5.1. The Lifecycle of a Message

5.1.1. Message Delivery Overview

The following diagram illustrates the message delivery lifecycle.
The lifecycle of a message.

Figure 5.1. Fanout Exchange

A message producer generates a message. A message is an object with content, a subject, and headers. At the minimum, a message producer will produce a message with message content.
The message producer may send the message to the broker and let the routing be taken care of by the properties of the message or by the address of the sender object used to send the message (1).
Or the message producer may set the message.subject, which acts as the routing key (2), and then send the message to the broker (3).
Consumers subscribed to exchanges (which uses a temporary, private queue in the background) receive messages when they are connected (4).
Messages are buffered in queues that are subscribed to exchanges (5).
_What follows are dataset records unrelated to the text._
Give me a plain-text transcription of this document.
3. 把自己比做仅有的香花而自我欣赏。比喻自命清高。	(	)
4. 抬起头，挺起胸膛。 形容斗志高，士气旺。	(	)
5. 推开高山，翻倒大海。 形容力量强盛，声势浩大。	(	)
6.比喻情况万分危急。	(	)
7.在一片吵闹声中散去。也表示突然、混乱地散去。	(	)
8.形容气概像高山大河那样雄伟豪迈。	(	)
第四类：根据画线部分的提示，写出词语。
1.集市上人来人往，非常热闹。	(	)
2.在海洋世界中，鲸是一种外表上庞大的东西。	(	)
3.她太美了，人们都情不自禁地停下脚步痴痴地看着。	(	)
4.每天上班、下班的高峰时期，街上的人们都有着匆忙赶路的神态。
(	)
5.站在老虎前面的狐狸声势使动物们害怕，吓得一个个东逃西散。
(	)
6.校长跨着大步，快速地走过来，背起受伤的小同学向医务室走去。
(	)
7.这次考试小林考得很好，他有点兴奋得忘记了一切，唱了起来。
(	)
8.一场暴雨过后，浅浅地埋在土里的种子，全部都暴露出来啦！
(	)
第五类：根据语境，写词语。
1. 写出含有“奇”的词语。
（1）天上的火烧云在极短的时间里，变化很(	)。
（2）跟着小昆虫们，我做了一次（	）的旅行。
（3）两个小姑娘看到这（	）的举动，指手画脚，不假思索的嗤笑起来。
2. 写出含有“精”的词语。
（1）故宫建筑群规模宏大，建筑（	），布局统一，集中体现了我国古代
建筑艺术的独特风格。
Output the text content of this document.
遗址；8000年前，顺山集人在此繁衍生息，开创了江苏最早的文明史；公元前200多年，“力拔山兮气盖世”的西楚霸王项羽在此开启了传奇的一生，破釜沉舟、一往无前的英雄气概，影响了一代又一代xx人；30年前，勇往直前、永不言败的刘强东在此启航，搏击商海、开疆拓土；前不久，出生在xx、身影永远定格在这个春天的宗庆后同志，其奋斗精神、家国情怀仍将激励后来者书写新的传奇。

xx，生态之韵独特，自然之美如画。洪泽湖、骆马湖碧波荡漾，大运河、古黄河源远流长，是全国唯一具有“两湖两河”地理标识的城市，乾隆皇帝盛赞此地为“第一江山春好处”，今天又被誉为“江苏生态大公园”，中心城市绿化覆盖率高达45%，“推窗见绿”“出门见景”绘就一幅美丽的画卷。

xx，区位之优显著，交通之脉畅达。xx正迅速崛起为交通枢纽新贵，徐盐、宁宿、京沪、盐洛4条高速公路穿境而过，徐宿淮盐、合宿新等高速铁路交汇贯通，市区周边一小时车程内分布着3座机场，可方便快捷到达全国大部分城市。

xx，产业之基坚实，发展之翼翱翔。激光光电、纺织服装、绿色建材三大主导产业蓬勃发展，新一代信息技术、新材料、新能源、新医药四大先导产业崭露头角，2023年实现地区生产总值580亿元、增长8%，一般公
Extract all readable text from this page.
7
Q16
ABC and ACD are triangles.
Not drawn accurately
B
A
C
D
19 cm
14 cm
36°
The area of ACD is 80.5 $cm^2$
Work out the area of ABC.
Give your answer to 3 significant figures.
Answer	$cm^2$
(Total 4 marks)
Consumers can subscribe to queues and receive messages that were buffered while the consumer was disconnected (6). These queues can also be used to share responsibility for messages between consumers.

5.1.2. Message Generation

The Message object is used to generate a message.
Python
import sys
from qpid.messaging import *     
...        
msg = Message('This is the message content')
msg.content = 'Message content can be assigned like this'
msg.properties['header-key'] = 'value'

tx = ssn.sender('amq.topic')

# msg.subject set by sender for routing purposes
tx.send(msg)

msg.subject = 'Messaging Routing Key can also be manually set'
# beware that this will interfere with sender-object-based routing

5.1.5. Message Distribution on the Broker

When the broker receives a message, it examines the message and the routing information associated with it to determine how to deliver it.
The bindings on the exchanges that receive the message are examined, and when there is a match between the message and a binding, the message is delivered to any queue with that binding.